LJ – “Incoming freshman at Fairfield University in Fairfield, Connecticut, don’t have to go on a guided tour to learn more about their school’s library services. Instead the staff at the DiMenna-Nyselius Library can point their patrons toward another instructive resource – a videogame. Inspired by Scene it, a series of popular DVD games that has players watch video clips to answer trivia questions, Library Scene: Fairfield Edition is a web-based game developed by the University’s Media Center and reference librarians that follows four students as they travel through key areas of the school’s DiMenna-Nyselius library to complete a 10-page research paper assignment.”
Chicago Sun Times – “For some students at DePaul University and a few other colleges, video games are now part of the curriculum.
DePaul is one of a growing number of university libraries housing video game collections for student research into game design, the school said. Other universities with collections include Illinois, Stanford and Michigan.
The collection was first proposed by Jose Zagal, assistant professor of computing and digital media, who authored the book, “Ludoliteracy: Designing, Understanding and Supporting Games Education.”
Telegraph – “In a speech she will say there is an urgent need to investigate the impact of the computer environment on children's brains. The professor of synaptic pharmacology at Lincoln College, Oxford, has previously warned that children's obsessions with websites such as Facebook or Twitter may leave them with poor attention spans and an inability to relate to others in the real world.”
BoingBoing – “An FCC commissioner has stated that video game “addiction,” especially to World of Warcraft, is a “leading cause” of college dropouts.”

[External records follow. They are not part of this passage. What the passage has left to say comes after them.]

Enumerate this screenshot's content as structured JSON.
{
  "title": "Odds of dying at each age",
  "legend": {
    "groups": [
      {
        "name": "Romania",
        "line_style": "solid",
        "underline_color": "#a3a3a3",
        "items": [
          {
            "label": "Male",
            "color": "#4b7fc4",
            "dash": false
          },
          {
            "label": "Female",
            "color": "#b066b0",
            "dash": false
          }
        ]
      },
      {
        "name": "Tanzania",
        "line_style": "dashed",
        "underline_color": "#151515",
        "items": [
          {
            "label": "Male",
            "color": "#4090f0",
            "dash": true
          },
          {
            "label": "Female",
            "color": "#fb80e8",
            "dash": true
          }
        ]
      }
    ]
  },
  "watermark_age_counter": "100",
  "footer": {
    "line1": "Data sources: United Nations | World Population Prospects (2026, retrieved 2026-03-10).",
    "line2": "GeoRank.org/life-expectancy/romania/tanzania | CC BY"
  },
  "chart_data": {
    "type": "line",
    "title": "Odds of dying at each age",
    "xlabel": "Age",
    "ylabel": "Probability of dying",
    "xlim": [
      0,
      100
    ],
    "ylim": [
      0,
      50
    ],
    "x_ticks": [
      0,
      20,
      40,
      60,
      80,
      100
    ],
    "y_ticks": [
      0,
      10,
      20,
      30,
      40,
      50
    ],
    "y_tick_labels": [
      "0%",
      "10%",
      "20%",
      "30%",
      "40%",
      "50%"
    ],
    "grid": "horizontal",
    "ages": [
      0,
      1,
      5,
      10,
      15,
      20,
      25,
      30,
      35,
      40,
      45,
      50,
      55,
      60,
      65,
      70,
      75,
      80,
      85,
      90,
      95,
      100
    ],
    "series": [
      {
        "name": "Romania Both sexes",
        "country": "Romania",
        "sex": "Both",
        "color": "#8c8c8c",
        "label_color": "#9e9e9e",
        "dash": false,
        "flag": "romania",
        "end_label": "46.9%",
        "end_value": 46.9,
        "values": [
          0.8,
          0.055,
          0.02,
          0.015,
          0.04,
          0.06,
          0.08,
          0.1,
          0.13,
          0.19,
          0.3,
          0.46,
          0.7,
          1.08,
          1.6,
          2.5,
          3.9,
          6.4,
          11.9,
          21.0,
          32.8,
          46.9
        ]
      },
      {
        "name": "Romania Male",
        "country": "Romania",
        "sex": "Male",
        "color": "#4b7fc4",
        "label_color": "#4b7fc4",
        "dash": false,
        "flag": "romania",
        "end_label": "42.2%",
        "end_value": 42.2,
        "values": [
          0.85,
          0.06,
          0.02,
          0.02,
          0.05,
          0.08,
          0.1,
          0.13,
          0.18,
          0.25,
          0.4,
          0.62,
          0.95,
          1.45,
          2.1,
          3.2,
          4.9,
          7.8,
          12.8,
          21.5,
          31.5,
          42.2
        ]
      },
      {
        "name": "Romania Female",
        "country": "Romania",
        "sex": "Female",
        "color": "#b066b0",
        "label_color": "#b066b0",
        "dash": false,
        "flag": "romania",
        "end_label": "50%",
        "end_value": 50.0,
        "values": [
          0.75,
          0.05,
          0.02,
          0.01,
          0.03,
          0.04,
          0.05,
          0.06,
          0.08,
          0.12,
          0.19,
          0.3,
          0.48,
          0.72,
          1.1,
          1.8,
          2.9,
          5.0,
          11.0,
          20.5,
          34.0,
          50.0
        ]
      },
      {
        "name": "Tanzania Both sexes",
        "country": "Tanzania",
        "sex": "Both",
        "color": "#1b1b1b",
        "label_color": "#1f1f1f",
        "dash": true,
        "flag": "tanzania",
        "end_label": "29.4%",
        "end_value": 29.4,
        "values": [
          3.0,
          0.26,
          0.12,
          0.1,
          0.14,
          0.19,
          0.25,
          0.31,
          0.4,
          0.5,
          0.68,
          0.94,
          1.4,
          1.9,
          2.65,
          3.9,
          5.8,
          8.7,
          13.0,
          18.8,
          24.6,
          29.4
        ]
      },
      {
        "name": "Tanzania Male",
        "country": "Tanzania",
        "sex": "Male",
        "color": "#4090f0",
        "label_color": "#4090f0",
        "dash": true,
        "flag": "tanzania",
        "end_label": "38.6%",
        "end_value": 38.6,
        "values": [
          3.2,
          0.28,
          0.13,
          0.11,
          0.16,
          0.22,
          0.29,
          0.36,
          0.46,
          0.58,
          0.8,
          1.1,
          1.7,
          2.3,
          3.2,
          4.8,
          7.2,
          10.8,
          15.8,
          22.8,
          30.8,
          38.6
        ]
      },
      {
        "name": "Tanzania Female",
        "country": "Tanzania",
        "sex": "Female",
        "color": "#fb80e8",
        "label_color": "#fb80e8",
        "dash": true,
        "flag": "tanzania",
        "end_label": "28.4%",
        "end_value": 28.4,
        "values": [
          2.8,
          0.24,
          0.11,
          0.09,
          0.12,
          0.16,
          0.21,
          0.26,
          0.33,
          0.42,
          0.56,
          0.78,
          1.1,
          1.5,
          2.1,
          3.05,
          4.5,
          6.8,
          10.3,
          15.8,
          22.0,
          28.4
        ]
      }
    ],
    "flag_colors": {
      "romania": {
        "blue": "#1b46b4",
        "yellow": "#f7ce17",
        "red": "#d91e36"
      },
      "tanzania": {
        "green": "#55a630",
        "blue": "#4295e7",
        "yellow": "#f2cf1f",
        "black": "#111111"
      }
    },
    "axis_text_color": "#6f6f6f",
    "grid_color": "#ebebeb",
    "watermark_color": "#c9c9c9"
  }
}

AP – “After a day of dirty diapers and “Dora the Explorer,” of laundry and homework time, when her four kids are finally asleep, Sarah Ninesling begins roaming the ruins of a post-apocalyptic Washington, D.C., fighting mutants to help save the survivors of a nuclear war. The 30-year-old stay-at-home mom from New York’s Long Island plays “Fallout 3” and other games like “World of Warcraft” and “The Lord of the Rings Online.” She plays every day, sometimes past midnight, to escape and relax and feel a sense of accomplishment.”
Roanoke Times – “There are mindless games, to be sure, but that is true of any medium. The works of Stephen King and John Grisham remain on library shelves, as they should. Sometimes people just want to relax and enjoy.”
Argus-Press – “For years, video games were seen as a threat to children’s reading. Now more than three decades after the medium’s conception, games are becoming a way to bring children back into libraries.”
Warning: This piece is filled with “video games will make you literate” statements.
Daily Illini – “The University’s Undergraduate Library participated, offering both new video game systems such as a Wii, Xbox 360 and Playstation 3 and vintage systems such as Sega Genesis and Atari 2600. The event was centered on a nationwide online tournament.”
ksl.com – “A Utah County library says it had to put a partial video game ban on its computers to give library patrons a chance to actually look things up.”
Arizona Republic – “Libraries around the Valley are hipper, fresher and friendlier, sporting looks that threaten to dispel the image of librarians as little more than tightly wound shushing machines.”
Despite this odd sentence, this article is a very good look into what libraries are doing these days. Good piece on gaming because it doesn’t talk about increasing literacy by playing video games. Gaming is a great community builder, but increasing literacy? I just don’t buy it.